My stomach dropped as he looked up at me with those endless baby blues. More like a dark knight instead of a white one, I reminded myself.
Giving him a slight smile and taking his hand, I descended the rest of the stairs as we briefly discussed both of us not knowing what happened to Stefan.
Damon. As much as he protested against having any feelings for anyone, sometimes he could really surprise me. I suddenly had the urge to hug him to me, but quickly squelched it. I was just feeling gratitude for him coming to my rescue. That's all.
As we walked out the door onto the patio dance floor, the feelings of panic started coming back but Damon seemed so confident as he lead us to the dance line, that I quickly settled down as the music started.
Looking into his eyes as we circled around, they seemed so infinite, as if he knew all my inner thoughts and desires. As if he could see my soul.
My heart was suddenly pounding and it had nothing to do with the anxiety of being center stage and everything to do with how he was staring at me. Why did he have to look at me that way? And why, despite everything I know about him, did I feel so drawn to him? Why did I feel this way?
I loved Stefan. But as we danced it almost felt as though we had entered a world all to ourselves and everyone else faded away. We moved as one. His hands never strayed beyond my shoulders, but I felt every movement of his body in time with mine.
He smelled amazing and I wanted to pull him closer, I wanted to move my hands to his neck and into his hair. I wanted….I stopped myself from going further.

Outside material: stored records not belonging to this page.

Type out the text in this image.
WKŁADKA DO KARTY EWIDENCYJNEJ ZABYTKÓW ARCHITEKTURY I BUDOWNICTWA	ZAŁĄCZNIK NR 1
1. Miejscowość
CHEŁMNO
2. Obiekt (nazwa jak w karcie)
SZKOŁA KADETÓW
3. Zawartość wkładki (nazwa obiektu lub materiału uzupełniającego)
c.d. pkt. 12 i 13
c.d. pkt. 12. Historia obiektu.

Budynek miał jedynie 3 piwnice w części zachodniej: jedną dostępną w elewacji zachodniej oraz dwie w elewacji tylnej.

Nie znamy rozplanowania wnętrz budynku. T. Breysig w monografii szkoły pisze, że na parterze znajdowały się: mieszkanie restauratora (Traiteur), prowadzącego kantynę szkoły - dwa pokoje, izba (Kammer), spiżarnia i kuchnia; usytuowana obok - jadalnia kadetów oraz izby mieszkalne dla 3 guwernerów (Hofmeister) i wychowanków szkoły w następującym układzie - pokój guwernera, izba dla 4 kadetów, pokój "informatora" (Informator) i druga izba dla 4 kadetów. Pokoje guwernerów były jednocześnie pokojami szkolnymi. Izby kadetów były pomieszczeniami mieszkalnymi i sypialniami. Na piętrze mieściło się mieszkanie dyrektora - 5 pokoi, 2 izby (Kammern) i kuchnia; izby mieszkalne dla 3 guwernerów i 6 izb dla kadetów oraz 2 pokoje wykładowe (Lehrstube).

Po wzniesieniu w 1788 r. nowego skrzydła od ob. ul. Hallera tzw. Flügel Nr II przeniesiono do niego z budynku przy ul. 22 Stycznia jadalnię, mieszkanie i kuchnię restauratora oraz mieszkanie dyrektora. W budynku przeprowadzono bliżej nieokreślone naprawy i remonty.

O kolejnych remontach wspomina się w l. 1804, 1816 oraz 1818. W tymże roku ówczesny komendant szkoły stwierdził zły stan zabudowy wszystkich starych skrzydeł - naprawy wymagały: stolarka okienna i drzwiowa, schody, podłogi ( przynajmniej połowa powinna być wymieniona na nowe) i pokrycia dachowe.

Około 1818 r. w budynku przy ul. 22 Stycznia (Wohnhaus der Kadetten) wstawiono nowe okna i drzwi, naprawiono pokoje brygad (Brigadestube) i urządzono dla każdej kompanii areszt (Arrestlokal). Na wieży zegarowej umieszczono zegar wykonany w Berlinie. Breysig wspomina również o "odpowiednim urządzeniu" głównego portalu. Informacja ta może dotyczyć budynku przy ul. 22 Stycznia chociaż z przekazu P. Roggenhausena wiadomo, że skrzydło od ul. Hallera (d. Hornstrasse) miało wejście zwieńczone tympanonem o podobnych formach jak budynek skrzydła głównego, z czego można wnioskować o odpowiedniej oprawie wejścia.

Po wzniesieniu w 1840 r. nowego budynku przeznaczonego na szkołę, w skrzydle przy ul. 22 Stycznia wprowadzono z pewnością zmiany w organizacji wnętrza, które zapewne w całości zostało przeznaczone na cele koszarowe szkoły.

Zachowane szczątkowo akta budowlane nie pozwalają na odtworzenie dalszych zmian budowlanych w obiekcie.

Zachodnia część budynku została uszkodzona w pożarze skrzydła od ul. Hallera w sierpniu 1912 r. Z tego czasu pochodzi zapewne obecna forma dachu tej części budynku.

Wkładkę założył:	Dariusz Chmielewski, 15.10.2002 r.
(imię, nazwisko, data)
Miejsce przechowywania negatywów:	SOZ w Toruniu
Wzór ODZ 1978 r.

It seemed that the dance had only started when all too soon it was over. The spell was broken and I was back in the real world.
Stefan. God. I had to find him. We had to find him and make sure he was alright… Yet, at the very back of my mind, a small voice was crying about leaving this moment with Damon behind. Looking again into his eyes, they were suddenly guarded, cool, as if we both recognized that the moment had ended with the dance.
(Damon's POV)
I looked up when I heard Elena coming down the steps, and my mind did a double take. She looked so beautiful. I felt my heart actually skip a beat.
When she saw that Stefan wasn't where he was supposed to be I realized what I had to do. Father had drilled it into me as a young boy to never let a lady be without an escort. It disgraced the lady in his eyes.
So, with only a brief thought that I was being second choice to my brother again, I began making my way through the small crowd to where the escorts were waiting.
I steeled my gaze onto her and with a small nod of encouragement, offered my hand to the young lady, like the southern gentleman I was raised to be. The Damon that Elena knew right now, was at the very back of my mind.
Now, I was the gentleman I was back in 1864, before Katherine had destroyed that part of me and made me the person I was today. I led her to the outdoor dance floor mentally preparing for whatever classical dance they had decided on for today.
Her eyes were staring into mine as we circled around, not touching, but somehow I felt as though we were completely locked in an embrace. And then as I took her in my arms, my body trembled, I felt her heart beat pick up as we moved as one, as if we had danced together our whole lives.
She was staring back at me, looking at me like I was the only guy in the world. Like she wanted me as much as I wanted her. In my mind, I transported us away to another dance floor, a dance floor where we were all alone. One where I moved my hands up to her face and brought our lips together as the dance became one of lips and tongues as our feet no longer cared to move to the music and all we could do was explore each other.
In my imaginary world, my brother and I were not in love with the same woman. A world that my brother no longer was the chosen one. He no longer existed. Period. Not that I meant any animosity towards Stefan. I admit, albeit begrudgingly, that I don't hate him completely. But after so long of coming in second to him, it was hard not to wish him away.
Elena seemed so entranced that I could pretend that I was the one she chose. The one she loved. I could pretend… But only for as long as the dance went on. And I know that this dance was the shortest of all the classic dances. I inwardly sighed as the dance ended and I had to let her go. Back to my brother. We had to find him, she reminded me. Damn him. For making her worry. Damn him for having her love.
Yes. Elena. Let's go find Stefan. As I mentally pulled myself away from the dance and moment we had just shared, my eyes and heart became icy once more.